Troubling Signs Ahead for the F-35

The market for the F-35 is still strong… but maybe not in its home country. 

In its budget request submitted to Congress, the Pentagon plans to request 78 new aircraft. That’s six less than the Defense Department forecasted it would need for fiscal 2020. And as each fighter jet has a price tag of $85 million, that means over half a billion dollars in lost sales for Lockheed Martin—principal planemaker and the Pentagon’s top weapons supplier—and partner Northrop Grumman which supplies parts for the F-35. 

This is a significant change in direction for the military, which has been saying for years that it needs the state-of-the-art fighter jet—and is suddenly balking at the size of next year’s order. 

For the current year, Congress approved $9.34 billion for 93 F-35s, 16 more than requested. And for fiscal 2018, Congress boosted the 70 jets requested up to 90. Senator James Inhofe, chairman of the Armed Services Committee, has said he wants to triple F-35s purchased by 2024, making it the most ambitious procurement request on his agenda for next year. 

If history really does repeat itself, then lawmakers will likely put those six jets back on the final bill for 2020—and could even add more. 

Though the Pentagon itself may have doubts, the jet has earned praise from the military forces that actually use the F-35—the Air Force, Marines and the Navy have all declared the aircraft combat-ready. But the warfighter has a checkered history of performance problems, including faulty ejection seats, software delays, and helmet display issues. 

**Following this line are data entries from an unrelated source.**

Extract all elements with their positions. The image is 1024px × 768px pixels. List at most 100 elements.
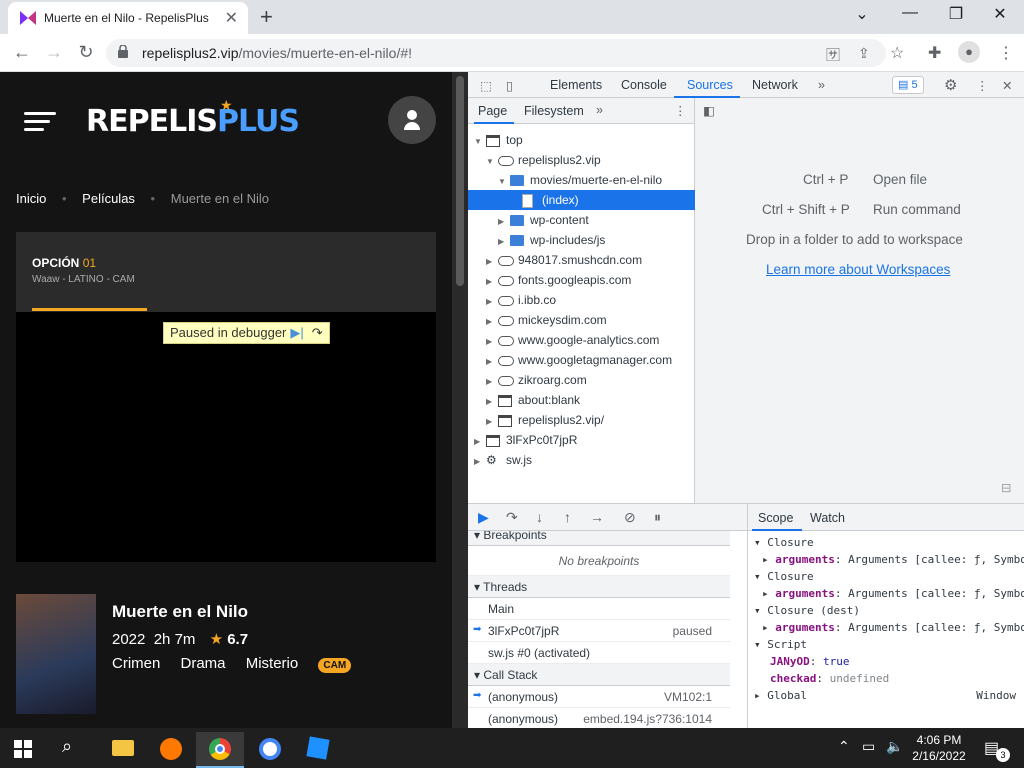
system-clock[interactable]: 4:06 PM 2/16/2022 bbox=[904, 732, 974, 764]
step-over-icon[interactable]: ↷ bbox=[312, 325, 323, 340]
website-scrollbar[interactable] bbox=[452, 72, 468, 728]
translate-icon[interactable]: 🈂 bbox=[826, 45, 840, 65]
collapsed-arrow-icon[interactable]: ▸ bbox=[762, 621, 775, 634]
app-icon[interactable] bbox=[294, 732, 342, 768]
tree-item[interactable]: ▶ ⚙ sw.js bbox=[468, 450, 695, 470]
scope-section[interactable]: ▸ Global Window bbox=[754, 689, 1020, 702]
inspect-element-icon[interactable]: ⬚ bbox=[480, 78, 492, 93]
devtools-menu-icon[interactable]: ⋮ bbox=[976, 78, 989, 93]
reload-icon[interactable]: ↻ bbox=[74, 42, 98, 63]
resume-execution-icon[interactable]: ▶ bbox=[478, 509, 489, 526]
genre-tag[interactable]: Crimen bbox=[112, 655, 160, 672]
tree-item[interactable]: ▶ about:blank bbox=[468, 390, 695, 410]
scope-section[interactable]: ▾ Closure bbox=[754, 536, 814, 549]
profile-icon[interactable]: ● bbox=[958, 41, 980, 63]
collapsed-arrow-icon[interactable]: ▶ bbox=[486, 377, 498, 386]
devtools-close-icon[interactable]: ✕ bbox=[1002, 78, 1012, 93]
extensions-icon[interactable]: ✚ bbox=[928, 43, 941, 63]
movie-poster[interactable] bbox=[16, 594, 96, 714]
chrome-dev-icon[interactable] bbox=[246, 732, 294, 768]
expanded-arrow-icon[interactable]: ▾ bbox=[754, 570, 767, 583]
breakpoints-section-header[interactable]: ▾ Breakpoints bbox=[468, 531, 730, 546]
nav-tab-page[interactable]: Page bbox=[478, 104, 507, 118]
restore-icon[interactable]: ❐ bbox=[936, 4, 976, 24]
tree-item[interactable]: ▶ zikroarg.com bbox=[468, 370, 695, 390]
expanded-arrow-icon[interactable]: ▼ bbox=[498, 177, 510, 186]
tab-watch[interactable]: Watch bbox=[810, 511, 845, 525]
nav-tab-filesystem[interactable]: Filesystem bbox=[524, 104, 584, 118]
tab-search-icon[interactable]: ⌄ bbox=[842, 4, 882, 24]
tab-scope[interactable]: Scope bbox=[758, 511, 793, 525]
genre-tag[interactable]: Drama bbox=[181, 655, 226, 672]
collapsed-arrow-icon[interactable]: ▸ bbox=[762, 553, 775, 566]
site-logo[interactable]: REPELISPLUS ★ bbox=[86, 98, 300, 139]
bookmark-star-icon[interactable]: ☆ bbox=[890, 43, 904, 63]
scope-section[interactable]: ▾ Closure (dest) bbox=[754, 604, 860, 617]
call-frame-row[interactable]: (anonymous) embed.194.js?736:1014 bbox=[468, 708, 730, 728]
step-out-icon[interactable]: ↑ bbox=[564, 509, 571, 525]
learn-workspaces-link[interactable]: Learn more about Workspaces bbox=[766, 262, 950, 277]
tree-item[interactable]: ▶ wp-content bbox=[468, 210, 695, 230]
chrome-icon[interactable] bbox=[196, 732, 244, 768]
video-player[interactable]: Paused in debugger ▶| ↷ bbox=[16, 312, 436, 562]
scope-property[interactable]: checkad: undefined bbox=[770, 672, 889, 685]
show-hidden-icons-icon[interactable]: ⌃ bbox=[838, 738, 850, 755]
collapsed-arrow-icon[interactable]: ▶ bbox=[486, 357, 498, 366]
collapsed-arrow-icon[interactable]: ▸ bbox=[762, 587, 775, 600]
collapsed-arrow-icon[interactable]: ▶ bbox=[486, 417, 498, 426]
tree-item[interactable]: ▶ www.google-analytics.com bbox=[468, 330, 695, 350]
tree-item[interactable]: ▼ movies/muerte-en-el-nilo bbox=[468, 170, 695, 190]
pause-on-exceptions-icon[interactable]: ⏸ bbox=[654, 509, 661, 526]
step-over-icon[interactable]: ↷ bbox=[506, 509, 518, 526]
genre-tag[interactable]: Misterio bbox=[246, 655, 299, 672]
collapsed-arrow-icon[interactable]: ▶ bbox=[486, 337, 498, 346]
browser-tab[interactable]: Muerte en el Nilo - RepelisPlus ✕ bbox=[8, 2, 248, 34]
call-stack-section-header[interactable]: ▾ Call Stack bbox=[468, 664, 730, 686]
collapsed-arrow-icon[interactable]: ▶ bbox=[486, 277, 498, 286]
avast-icon[interactable] bbox=[148, 732, 196, 768]
tree-item[interactable]: ▶ 948017.smushcdn.com bbox=[468, 250, 695, 270]
expanded-arrow-icon[interactable]: ▾ bbox=[754, 536, 767, 549]
navigator-menu-icon[interactable]: ⋮ bbox=[674, 103, 687, 118]
collapsed-arrow-icon[interactable]: ▶ bbox=[486, 297, 498, 306]
window-close-icon[interactable]: ✕ bbox=[980, 4, 1020, 24]
windows-start-icon[interactable] bbox=[14, 740, 32, 758]
tab-sources[interactable]: Sources bbox=[687, 78, 733, 92]
scope-property[interactable]: JANyOD: true bbox=[770, 655, 850, 668]
more-nav-tabs-icon[interactable]: » bbox=[596, 103, 603, 117]
settings-gear-icon[interactable]: ⚙ bbox=[944, 76, 957, 94]
expanded-arrow-icon[interactable]: ▼ bbox=[486, 157, 498, 166]
more-tabs-icon[interactable]: » bbox=[818, 78, 825, 92]
tab-close-icon[interactable]: ✕ bbox=[225, 8, 238, 28]
thread-row[interactable]: Main bbox=[468, 598, 730, 620]
file-explorer-icon[interactable] bbox=[98, 732, 146, 768]
scope-property[interactable]: ▸ arguments: Arguments [callee: ƒ, Symbo… bbox=[762, 553, 1024, 566]
collapsed-arrow-icon[interactable]: ▶ bbox=[486, 397, 498, 406]
breadcrumb-home[interactable]: Inicio bbox=[16, 191, 46, 206]
expanded-arrow-icon[interactable]: ▼ bbox=[474, 137, 486, 146]
issues-badge[interactable]: ▤ 5 bbox=[892, 76, 924, 94]
thread-row[interactable]: ➡ 3lFxPc0t7jpR paused bbox=[468, 620, 730, 642]
call-frame-row[interactable]: ➡ (anonymous) VM102:1 bbox=[468, 686, 730, 708]
tree-item[interactable]: ▼ top bbox=[468, 130, 695, 150]
expanded-arrow-icon[interactable]: ▾ bbox=[754, 604, 767, 617]
threads-section-header[interactable]: ▾ Threads bbox=[468, 576, 730, 598]
tab-console[interactable]: Console bbox=[621, 78, 667, 92]
share-icon[interactable]: ⇪ bbox=[858, 45, 870, 62]
collapsed-arrow-icon[interactable]: ▶ bbox=[498, 217, 510, 226]
breadcrumb-movies[interactable]: Películas bbox=[82, 191, 135, 206]
toggle-debugger-icon[interactable]: ⊟ bbox=[1001, 480, 1011, 495]
tree-item[interactable]: ▶ 3lFxPc0t7jpR bbox=[468, 430, 695, 450]
tree-item[interactable]: ▶ i.ibb.co bbox=[468, 290, 695, 310]
server-option-tab[interactable]: OPCIÓN 01 Waaw - LATINO - CAM bbox=[16, 232, 436, 312]
thread-row[interactable]: sw.js #0 (activated) bbox=[468, 642, 730, 664]
collapsed-arrow-icon[interactable]: ▶ bbox=[486, 257, 498, 266]
tree-item[interactable]: ▶ mickeysdim.com bbox=[468, 310, 695, 330]
network-icon[interactable]: ▭ bbox=[862, 738, 875, 755]
device-toolbar-icon[interactable]: ▯ bbox=[506, 78, 513, 93]
deactivate-breakpoints-icon[interactable]: ⊘ bbox=[624, 509, 636, 526]
scope-section[interactable]: ▾ Script bbox=[754, 638, 807, 651]
tree-item[interactable]: ▶ wp-includes/js bbox=[468, 230, 695, 250]
resume-icon[interactable]: ▶| bbox=[290, 325, 303, 340]
scope-property[interactable]: ▸ arguments: Arguments [callee: ƒ, Symbo… bbox=[762, 587, 1024, 600]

Even President Trump is concerned the F-35 is too expensive. 

Acting Defense Secretary Patrick Shanahan is concerned about the long-term costs of maintaining and operating the F-35 fleet—which will eventually grow to 2,456 aircraft, surpassing $1 trillion over several decades. “The cost of sustainment is about the same cost as nuclear modernization,” he said

But Shanahan has no doubt about the plane itself. “What’s really important for people to always take away is I’ve found the aircraft—the F-35 as a product, its capability and performance—to be eye-watering,” said Shanahan. “It is high, high-performing—no ambiguity—no ifs, ands or buts.” 

The warfighter is only beginning its service life. Shanahan believes that driving down those costs as the plane starts its career is ideal over the span of the plane’s lifetime. “If you were ever going to realize high performance, you would do it on the front end. We have a small window.” Shanahan, a former Boeing executive, said he has “decades of experience” in managing the costs of operating and maintaining aircraft. His concerns about the costs of sustaining multibillion-dollar weapons systems apply to all the companies involved in making the F-35: Lockheed Martin, Northrop Grumman, BAE, and other suppliers.

But while the U.S. is cooling on the F-35, the country’s allies are eager to buy the warfighter.

Poland has recently committed to buying 32 fifth-generation jets as part of a $49-billion initiative to modernize its military. It’s believed that Polish Defense Minister Mariusz Blaszczak is eyeing the F-35, the only fifth-generation fighter currently in production. The F-35s would replace Poland's Su-22 and MiG-29 aircraft—relics of the Cold War era.

Andrew Hunter, director of the Defense-Industrial Initiatives Group at CSIS, said “if the Poles are interested and willing to buy the F-35, the U.S. would very likely say ‘yes.’”

Several other U.S. NATO allies—Britain, the Netherlands, Norway and Italy—are also putting in orders for the F-35. But Germany recently declined to buy the warfighter, looking to replace its aging Tornado fleet with older but cheaper fourth-generation jets. And Japan is the largest international buyer of the F-35, a demand spurred by growing concerns over China.

The American military is keen to put the fighter into active duty. The Navy recently declared its fleet of F-35C fighter jets ready for war—joining the Marines and Air Force as the third and final service branch to declare their fighter jets ready for war.

“We are adding an incredible weapon system into the arsenal of our Carrier Strike Groups that significantly enhances the capability of the joint force,” said Vice Admiral DeWolfe Miller in a statement.

Lockheed Martin designed three variants of the fighter to suit the needs of each branch of the military: the F-35A for the Air Force, F-35B for the Marine Corps, and F-35C for the Navy.

The new reluctance from Washington over projected orders for the plane should be concerning to Lockheed Martin. The fighter jet already accounts for more than 25 percent of the company’s annual revenue, and by the time the F-35 is in full production, it should surpass 50 percent of total revenue.

But Lockheed has a 400 plane backlog so orders are steady for the moment. And if the planemaker achieves cost savings and efficiencies it anticipates when it scales up production, the plane will become that much more appealing to buyers abroad—perhaps enough to compensate for the Pentagon’s order reduction.